Mientras, desde el otro lado, una fuente policial clama: “Necesitamos medios y los necesitamos ya. Quizás no sea el momento de que vuelva el dispositivo OCON, pero sí del incremento de las plantillas. Necesitamos medios y apoyo de los políticos. Tardamos días lo que los narcos organizan en apenas horas. Y estamos descubriendo cada vez más cocaína. Y eso es muy peligroso”.

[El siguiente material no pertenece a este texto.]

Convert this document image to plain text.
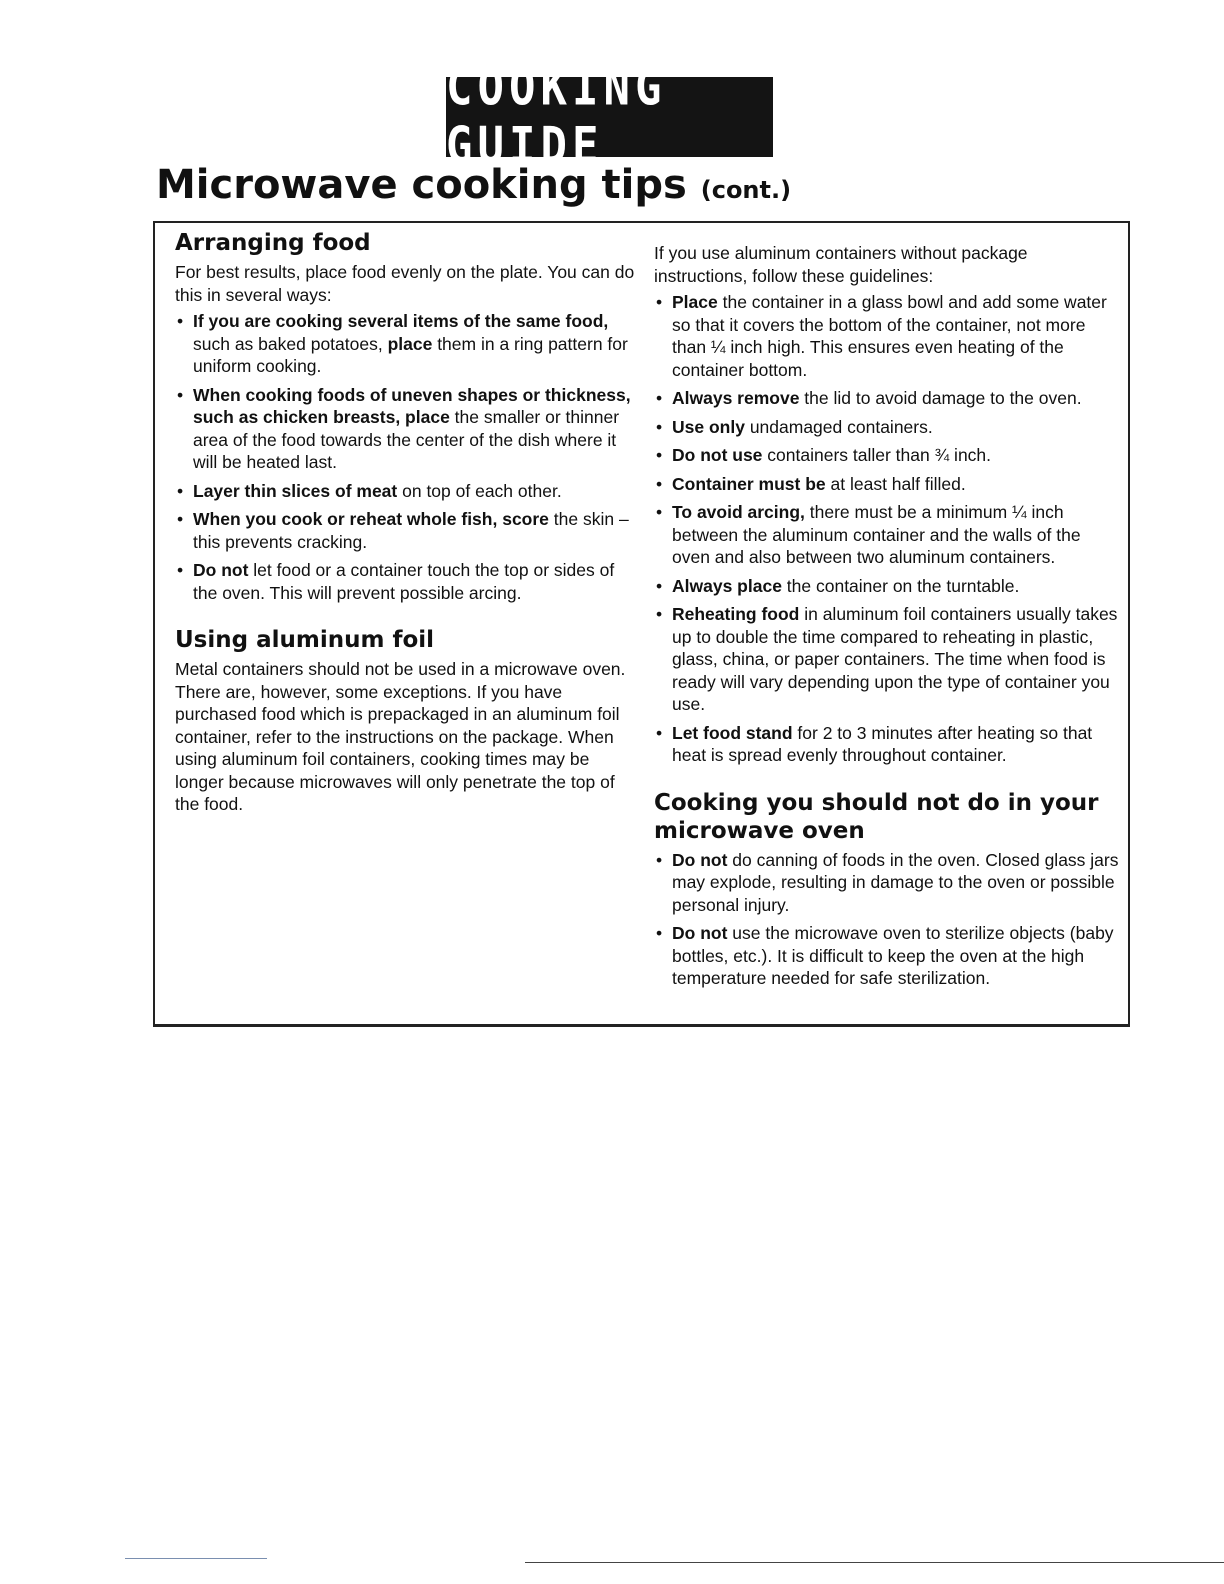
COOKING GUIDE
Microwave cooking tips (cont.)
Arranging food

For best results, place food evenly on the plate. You can do this in several ways:

• If you are cooking several items of the same food, such as baked potatoes, place them in a ring pattern for uniform cooking.
• When cooking foods of uneven shapes or thickness, such as chicken breasts, place the smaller or thinner area of the food towards the center of the dish where it will be heated last.
• Layer thin slices of meat on top of each other.
• When you cook or reheat whole fish, score the skin – this prevents cracking.
• Do not let food or a container touch the top or sides of the oven. This will prevent possible arcing.
Using aluminum foil

Metal containers should not be used in a microwave oven. There are, however, some exceptions. If you have purchased food which is prepackaged in an aluminum foil container, refer to the instructions on the package. When using aluminum foil containers, cooking times may be longer because microwaves will only penetrate the top of the food.

If you use aluminum containers without package instructions, follow these guidelines:

• Place the container in a glass bowl and add some water so that it covers the bottom of the container, not more than ¼ inch high. This ensures even heating of the container bottom.
• Always remove the lid to avoid damage to the oven.
• Use only undamaged containers.
• Do not use containers taller than ¾ inch.
• Container must be at least half filled.
• To avoid arcing, there must be a minimum ¼ inch between the aluminum container and the walls of the oven and also between two aluminum containers.
• Always place the container on the turntable.
• Reheating food in aluminum foil containers usually takes up to double the time compared to reheating in plastic, glass, china, or paper containers. The time when food is ready will vary depending upon the type of container you use.
• Let food stand for 2 to 3 minutes after heating so that heat is spread evenly throughout container.
Cooking you should not do in your microwave oven
• Do not do canning of foods in the oven. Closed glass jars may explode, resulting in damage to the oven or possible personal injury.
• Do not use the microwave oven to sterilize objects (baby bottles, etc.). It is difficult to keep the oven at the high temperature needed for safe sterilization.
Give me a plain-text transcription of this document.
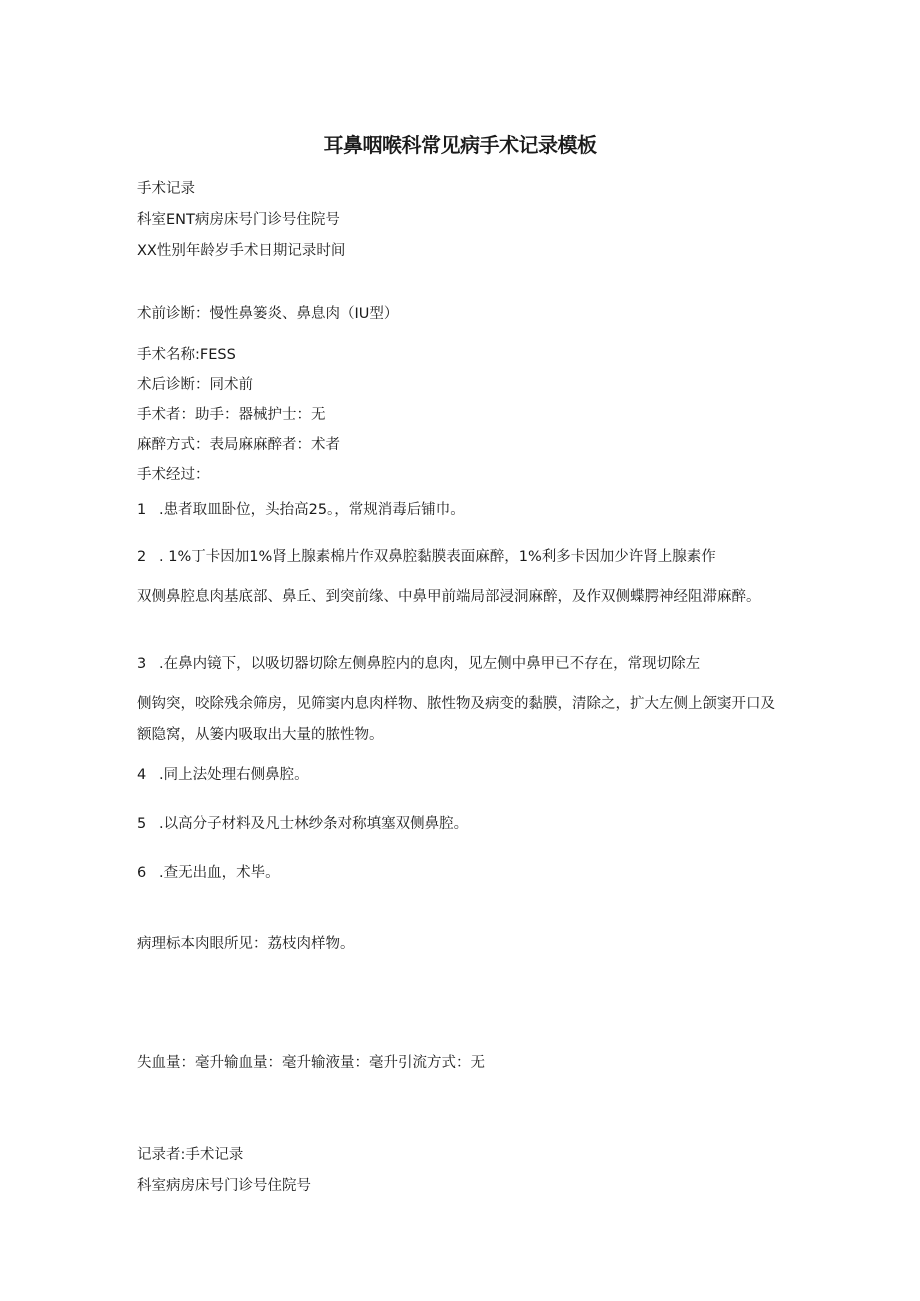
耳鼻咽喉科常见病手术记录模板
手术记录
科室ENT病房床号门诊号住院号
XX性别年龄岁手术日期记录时间
术前诊断：慢性鼻篓炎、鼻息肉（IU型）
手术名称:FESS
术后诊断：同术前
手术者：助手：器械护士：无
麻醉方式：表局麻麻醉者：术者
手术经过：
1 .患者取皿卧位，头抬高25。，常规消毒后铺巾。
2 . 1%丁卡因加1%肾上腺素棉片作双鼻腔黏膜表面麻醉，1%利多卡因加少许肾上腺素作
双侧鼻腔息肉基底部、鼻丘、到突前缘、中鼻甲前端局部浸洞麻醉，及作双侧蝶腭神经阻滞麻醉。
3 .在鼻内镜下，以吸切器切除左侧鼻腔内的息肉，见左侧中鼻甲已不存在，常现切除左
侧钩突，咬除残余筛房，见筛窦内息肉样物、脓性物及病变的黏膜，清除之，扩大左侧上颌窦开口及额隐窝，从篓内吸取出大量的脓性物。
4 .同上法处理右侧鼻腔。
5 .以高分子材料及凡士林纱条对称填塞双侧鼻腔。
6 .查无出血，术毕。
病理标本肉眼所见：荔枝肉样物。
失血量：毫升输血量：毫升输液量：毫升引流方式：无
记录者:手术记录
科室病房床号门诊号住院号
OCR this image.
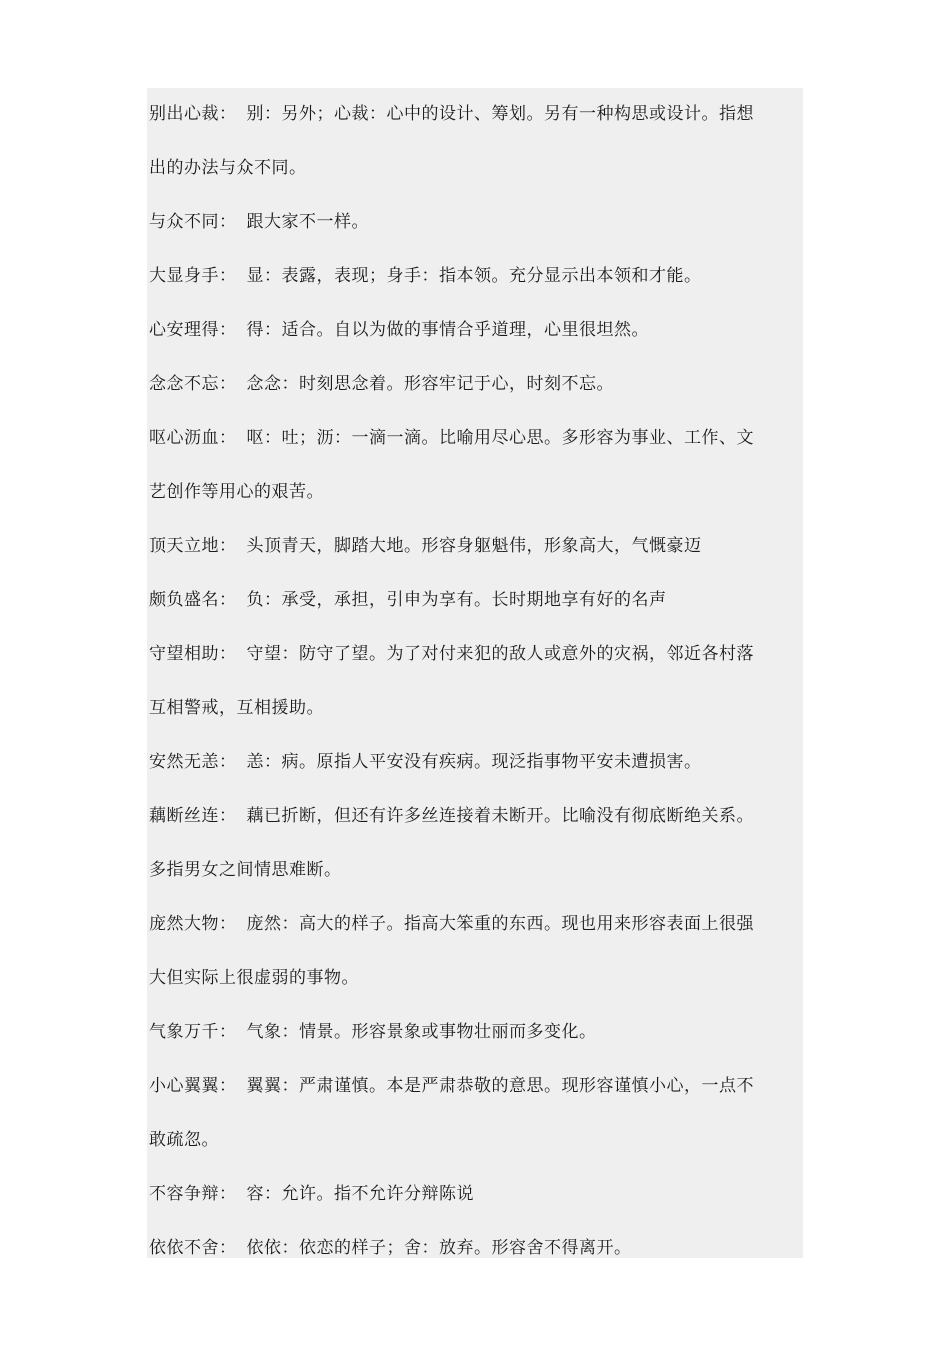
别出心裁： 别：另外；心裁：心中的设计、筹划。另有一种构思或设计。指想出的办法与众不同。
与众不同： 跟大家不一样。
大显身手： 显：表露，表现；身手：指本领。充分显示出本领和才能。
心安理得： 得：适合。自以为做的事情合乎道理，心里很坦然。
念念不忘： 念念：时刻思念着。形容牢记于心，时刻不忘。
呕心沥血： 呕：吐；沥：一滴一滴。比喻用尽心思。多形容为事业、工作、文艺创作等用心的艰苦。
顶天立地： 头顶青天，脚踏大地。形容身躯魁伟，形象高大，气慨豪迈
颇负盛名： 负：承受，承担，引申为享有。长时期地享有好的名声
守望相助： 守望：防守了望。为了对付来犯的敌人或意外的灾祸，邻近各村落互相警戒，互相援助。
安然无恙： 恙：病。原指人平安没有疾病。现泛指事物平安未遭损害。
藕断丝连： 藕已折断，但还有许多丝连接着未断开。比喻没有彻底断绝关系。多指男女之间情思难断。
庞然大物： 庞然：高大的样子。指高大笨重的东西。现也用来形容表面上很强大但实际上很虚弱的事物。
气象万千： 气象：情景。形容景象或事物壮丽而多变化。
小心翼翼： 翼翼：严肃谨慎。本是严肃恭敬的意思。现形容谨慎小心，一点不敢疏忽。
不容争辩： 容：允许。指不允许分辩陈说
依依不舍： 依依：依恋的样子；舍：放弃。形容舍不得离开。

Fuentes jurídicas apuntan otro problema: el atasco judicial. Se multiplican los juzgados colapsados con jueces que están de paso y las fiscalías saturadas. Las instrucciones son extremadamente lentas por el alud de recursos interpuestos por los abogados defensores, a los que el sistema judicial ampara. El resultado son sentencias que acaban siendo a veces absolutorias o bajas por invalidación de pruebas y por atenuantes debido a la tardanza. “No se trata de detener a muchos; sino de condenar a muchos”, advierte una fuente judicial.
El abogado Morenete replica: “Yo no poseo para la defensa de mi cliente otra cosa que el Código Penal y la ley, y si la ley me permite recurrir, mi obligación es hacerlo”. Sentado en su despacho de Algeciras una tarde de temporal de esta semana, este abogado comenta que tras lo ocurrido en Barbate, muchos narcos del último escalón con los que ha contactado se confiesan amedrentados. “Muchos están asustados de ir al agua”. Y añade que alguno habrá que renuncie. “Nadie les obliga, solo las circunstancias, y si no quiere, pues no se monta. Ahora bien, el jefe le puede decir, ¡a lo mejor ya no te llamo otra vez, y no hay dinero!”. Y añade, con un fatalismo mayor que el del educador Grande: “Y el jefe llama a otro. Porque el hachís tiene que entrar. Y porque siempre hay otro”.